Really? I gotta try that, I usually partake the other way around so I satisfy that urge... I mean a friend of mine does that yeah that's it a friend...


----------



## killclimbz (Aug 10, 2007)

DrGreeNThumB420 said:


> when does loveland plan on opening?


Probably in about two to three weeks depending on snowmaking temps.


----------



## DrGreeNThumB420 (Aug 19, 2007)

killclimbz said:


> Probably in about two to three weeks depending on snowmaking temps.


nice ill be in CO in bout 3 weeks  hope its open when i arrive


----------



## Mr. Right (Sep 27, 2007)

I live about 20 min from loveland and it was halfass snowing here this morning.


----------



## DrGreeNThumB420 (Aug 19, 2007)

^^^damn nice where about you live??


----------



## Mr. Right (Sep 27, 2007)

Dumont right now, and I will be in either Georgetown or Dillon next winter, then after that I'll probably move to Pagosa Springs to hit Wolf Creek for a season or 2.


----------



## DrGreeNThumB420 (Aug 19, 2007)

Mr. Right said:


> Dumont right now, and I will be in either Georgetown or Dillon next winter, then after that I'll probably move to Pagosa Springs to hit Wolf Creek for a season or 2.

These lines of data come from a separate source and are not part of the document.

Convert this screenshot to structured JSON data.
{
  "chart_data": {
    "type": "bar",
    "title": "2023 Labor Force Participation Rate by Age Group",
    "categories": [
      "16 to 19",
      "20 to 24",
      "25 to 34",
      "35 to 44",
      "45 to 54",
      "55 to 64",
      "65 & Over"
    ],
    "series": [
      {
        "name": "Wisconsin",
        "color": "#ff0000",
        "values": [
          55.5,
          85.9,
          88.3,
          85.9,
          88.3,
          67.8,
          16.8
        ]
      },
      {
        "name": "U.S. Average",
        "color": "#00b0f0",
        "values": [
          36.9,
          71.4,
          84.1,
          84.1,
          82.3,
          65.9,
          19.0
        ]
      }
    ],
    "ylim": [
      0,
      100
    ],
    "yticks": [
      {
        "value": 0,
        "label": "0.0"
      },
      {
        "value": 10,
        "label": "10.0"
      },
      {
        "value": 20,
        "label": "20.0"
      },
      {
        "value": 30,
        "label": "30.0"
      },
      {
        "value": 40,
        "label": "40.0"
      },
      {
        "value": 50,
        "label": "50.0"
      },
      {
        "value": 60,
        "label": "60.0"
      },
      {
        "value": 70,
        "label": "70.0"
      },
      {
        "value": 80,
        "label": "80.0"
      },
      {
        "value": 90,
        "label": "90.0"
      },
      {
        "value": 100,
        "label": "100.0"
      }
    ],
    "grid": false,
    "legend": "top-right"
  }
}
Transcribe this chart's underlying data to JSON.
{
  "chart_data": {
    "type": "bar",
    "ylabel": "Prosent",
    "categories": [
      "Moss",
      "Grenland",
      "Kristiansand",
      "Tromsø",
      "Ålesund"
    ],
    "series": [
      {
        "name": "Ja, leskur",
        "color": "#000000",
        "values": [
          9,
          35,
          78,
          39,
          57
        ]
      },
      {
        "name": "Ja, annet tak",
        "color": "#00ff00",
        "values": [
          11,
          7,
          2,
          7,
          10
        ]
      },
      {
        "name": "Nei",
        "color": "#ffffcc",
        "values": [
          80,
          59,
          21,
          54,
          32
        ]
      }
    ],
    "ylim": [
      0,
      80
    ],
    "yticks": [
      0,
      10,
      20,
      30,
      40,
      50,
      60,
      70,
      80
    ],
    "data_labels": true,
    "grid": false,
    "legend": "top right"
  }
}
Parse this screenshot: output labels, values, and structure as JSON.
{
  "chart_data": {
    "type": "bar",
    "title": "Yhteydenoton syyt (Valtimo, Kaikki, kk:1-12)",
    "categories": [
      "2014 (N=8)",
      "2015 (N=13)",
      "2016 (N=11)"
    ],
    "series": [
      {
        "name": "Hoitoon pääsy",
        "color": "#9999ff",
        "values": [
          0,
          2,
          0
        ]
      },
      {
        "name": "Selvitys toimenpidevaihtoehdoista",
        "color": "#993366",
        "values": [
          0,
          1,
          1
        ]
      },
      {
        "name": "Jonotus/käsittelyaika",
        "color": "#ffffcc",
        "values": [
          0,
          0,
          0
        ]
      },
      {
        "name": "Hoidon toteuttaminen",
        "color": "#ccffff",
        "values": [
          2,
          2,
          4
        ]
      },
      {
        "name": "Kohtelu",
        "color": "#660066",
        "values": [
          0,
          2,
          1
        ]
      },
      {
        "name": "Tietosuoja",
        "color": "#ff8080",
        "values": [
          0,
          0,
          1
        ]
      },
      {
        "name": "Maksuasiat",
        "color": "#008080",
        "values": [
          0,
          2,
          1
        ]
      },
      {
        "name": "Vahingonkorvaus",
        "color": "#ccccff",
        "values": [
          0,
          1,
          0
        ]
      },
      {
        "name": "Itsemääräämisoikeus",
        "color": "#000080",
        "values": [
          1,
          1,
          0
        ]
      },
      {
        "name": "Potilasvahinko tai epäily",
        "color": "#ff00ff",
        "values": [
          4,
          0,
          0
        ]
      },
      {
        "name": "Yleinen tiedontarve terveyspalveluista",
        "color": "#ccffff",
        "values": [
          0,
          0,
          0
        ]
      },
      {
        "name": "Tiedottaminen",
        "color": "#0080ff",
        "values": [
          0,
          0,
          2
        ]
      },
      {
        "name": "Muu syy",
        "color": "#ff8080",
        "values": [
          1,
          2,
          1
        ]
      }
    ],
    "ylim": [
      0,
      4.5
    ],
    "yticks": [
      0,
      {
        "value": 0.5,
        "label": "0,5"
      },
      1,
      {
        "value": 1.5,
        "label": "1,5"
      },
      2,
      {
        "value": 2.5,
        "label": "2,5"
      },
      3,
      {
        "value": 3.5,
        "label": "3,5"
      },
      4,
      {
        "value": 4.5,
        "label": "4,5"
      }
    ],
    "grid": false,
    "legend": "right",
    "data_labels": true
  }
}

nice shit i hope i end up goin alot people keep tellin me ill get sick of a 45 min++ drive from golden.....i feel like id go everyday if i didnt have to work ill have to wait n see


----------



## Mr. Right (Sep 27, 2007)

Well if you plan on spending a few days my house is a riders crashpad, just bring beer and an appetite.


----------



## Mr. Right (Sep 27, 2007)

It's snowing up there right now.


----------